I was just hoping that you could kind of give us your perspective on recent developments in the EGFR non-small cell lung cancer space, particularly kind of [to achieve HER3 asset] and J&J's bispecific. And just potentially how savolitinib fits within that and perhaps like compare it in the context. And also whether you see any kind of potential negative impact on your ability to kind of recruit into future savo trials in the non-small cell lung cancer space given the competitive dynamic now.

Sure. Maybe I'll ask Wei-Guo to answer that question.

Yes. So J&J's bispecific. They are now in the first line, basically non-small cell lung cancer. And so I don't think we will compete directly with them, not only in the first line, but also they are not really selecting for the MET status. So we will be really biomarker-driven and with a very clear patient selection strategy.

So in terms of clinical trial enrollment competition, I don't think we are in the same patient population.
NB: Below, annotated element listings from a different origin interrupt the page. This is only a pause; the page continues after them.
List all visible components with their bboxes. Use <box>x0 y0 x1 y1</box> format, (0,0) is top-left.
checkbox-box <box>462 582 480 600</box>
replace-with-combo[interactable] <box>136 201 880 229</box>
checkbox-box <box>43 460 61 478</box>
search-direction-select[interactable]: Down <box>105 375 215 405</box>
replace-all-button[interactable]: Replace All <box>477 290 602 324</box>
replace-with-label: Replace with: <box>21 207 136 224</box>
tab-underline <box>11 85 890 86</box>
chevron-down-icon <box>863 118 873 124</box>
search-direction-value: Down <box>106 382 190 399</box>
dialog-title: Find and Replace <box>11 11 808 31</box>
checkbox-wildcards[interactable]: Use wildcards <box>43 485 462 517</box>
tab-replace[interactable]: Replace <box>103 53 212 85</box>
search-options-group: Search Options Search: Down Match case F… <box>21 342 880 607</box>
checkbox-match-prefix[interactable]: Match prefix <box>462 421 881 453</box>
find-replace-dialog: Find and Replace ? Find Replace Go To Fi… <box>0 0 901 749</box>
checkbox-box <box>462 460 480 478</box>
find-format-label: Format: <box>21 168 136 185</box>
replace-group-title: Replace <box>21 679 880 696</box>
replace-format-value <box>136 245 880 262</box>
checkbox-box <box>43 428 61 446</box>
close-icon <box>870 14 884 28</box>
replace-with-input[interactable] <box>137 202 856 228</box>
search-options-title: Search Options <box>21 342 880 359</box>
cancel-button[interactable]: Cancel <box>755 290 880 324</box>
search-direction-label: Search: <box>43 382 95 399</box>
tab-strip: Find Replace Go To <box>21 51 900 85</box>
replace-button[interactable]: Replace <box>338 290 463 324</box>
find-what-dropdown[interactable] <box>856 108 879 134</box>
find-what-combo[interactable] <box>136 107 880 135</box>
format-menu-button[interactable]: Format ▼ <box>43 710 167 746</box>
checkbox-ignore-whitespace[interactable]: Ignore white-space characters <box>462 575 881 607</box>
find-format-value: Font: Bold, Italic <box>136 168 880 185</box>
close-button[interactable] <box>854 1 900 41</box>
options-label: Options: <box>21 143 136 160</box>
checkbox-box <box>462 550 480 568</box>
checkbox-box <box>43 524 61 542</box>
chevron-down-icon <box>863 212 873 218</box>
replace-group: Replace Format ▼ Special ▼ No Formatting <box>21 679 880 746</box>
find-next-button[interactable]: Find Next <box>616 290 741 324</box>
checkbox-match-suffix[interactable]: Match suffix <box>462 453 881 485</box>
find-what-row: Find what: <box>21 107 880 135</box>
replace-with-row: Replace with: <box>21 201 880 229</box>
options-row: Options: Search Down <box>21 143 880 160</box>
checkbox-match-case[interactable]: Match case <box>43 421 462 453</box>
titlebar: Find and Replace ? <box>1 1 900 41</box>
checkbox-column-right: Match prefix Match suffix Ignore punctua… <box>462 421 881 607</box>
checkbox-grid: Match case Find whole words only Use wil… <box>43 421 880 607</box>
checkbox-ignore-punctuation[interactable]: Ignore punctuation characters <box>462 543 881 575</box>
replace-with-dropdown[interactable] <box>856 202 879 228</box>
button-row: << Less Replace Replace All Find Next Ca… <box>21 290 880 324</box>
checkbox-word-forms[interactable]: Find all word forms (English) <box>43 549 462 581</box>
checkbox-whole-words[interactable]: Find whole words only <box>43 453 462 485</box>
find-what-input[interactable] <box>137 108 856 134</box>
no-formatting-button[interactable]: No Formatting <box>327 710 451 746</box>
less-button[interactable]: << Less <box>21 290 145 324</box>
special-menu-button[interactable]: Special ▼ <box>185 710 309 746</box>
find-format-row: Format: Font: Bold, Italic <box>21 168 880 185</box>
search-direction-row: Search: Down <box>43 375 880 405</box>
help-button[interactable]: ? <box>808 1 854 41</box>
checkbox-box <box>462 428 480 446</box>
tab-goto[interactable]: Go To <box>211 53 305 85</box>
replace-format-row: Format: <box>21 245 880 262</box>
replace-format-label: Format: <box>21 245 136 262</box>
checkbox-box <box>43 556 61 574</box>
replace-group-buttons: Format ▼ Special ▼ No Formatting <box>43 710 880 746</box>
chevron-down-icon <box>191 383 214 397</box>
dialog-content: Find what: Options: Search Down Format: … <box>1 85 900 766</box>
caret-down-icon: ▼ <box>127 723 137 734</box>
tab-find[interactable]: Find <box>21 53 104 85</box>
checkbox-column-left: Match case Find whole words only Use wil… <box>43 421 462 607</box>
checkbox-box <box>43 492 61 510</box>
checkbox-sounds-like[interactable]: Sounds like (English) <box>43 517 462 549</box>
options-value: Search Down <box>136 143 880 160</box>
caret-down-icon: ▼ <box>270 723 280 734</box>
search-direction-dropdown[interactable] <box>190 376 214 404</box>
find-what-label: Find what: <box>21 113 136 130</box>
But in terms of in the future, talking about market competition, I think it will be very different products. Obviously, we are oral and they are IV. And for first-line patients who have years to live, we think oral would offer a very good advantage in terms of convenience and also compliance as well. So that's our belief. And we actually talked to some of the KOLs in China. There are obviously a lot of EGFR mutant non-small cell lung cancer patients in China. And a lot of them are quite skeptical about first-line IV products for many, many years. So obviously, efficacy is number one. We are all in the same boat at this point, getting -- just getting started in the Phase III.

So we'll see in terms of efficacy. Yes, I think if both remedies are efficacious, then it comes down to what patient population and how these treatments will be delivered.

Okay. Does that answer your question?

Yes. Yes. Yes, that's helpful.

And this is the end of the Q&A sessions. And apology for the one who still queued up on the audio and the web. And I'll now pass the time to Christian and the management for the wrap-up. Thank you.

Okay. Well, thanks very much, everybody, for taking the time to join the call today. Yes, just to finish it off on a very positive note, I think 2021 will continue to be just a really important year for the company. We're making great progress, I think, as you can hear from Wei-Guo as well as Marek and the presentation. So thank you very much all for your support. And we look forward to kind of continued dialogue as the year goes by. I think it will be one where we will have a lot to talk about. So thanks very much, everybody, and take care.

This is the end of the conference. You may disconnect now. Goodbye.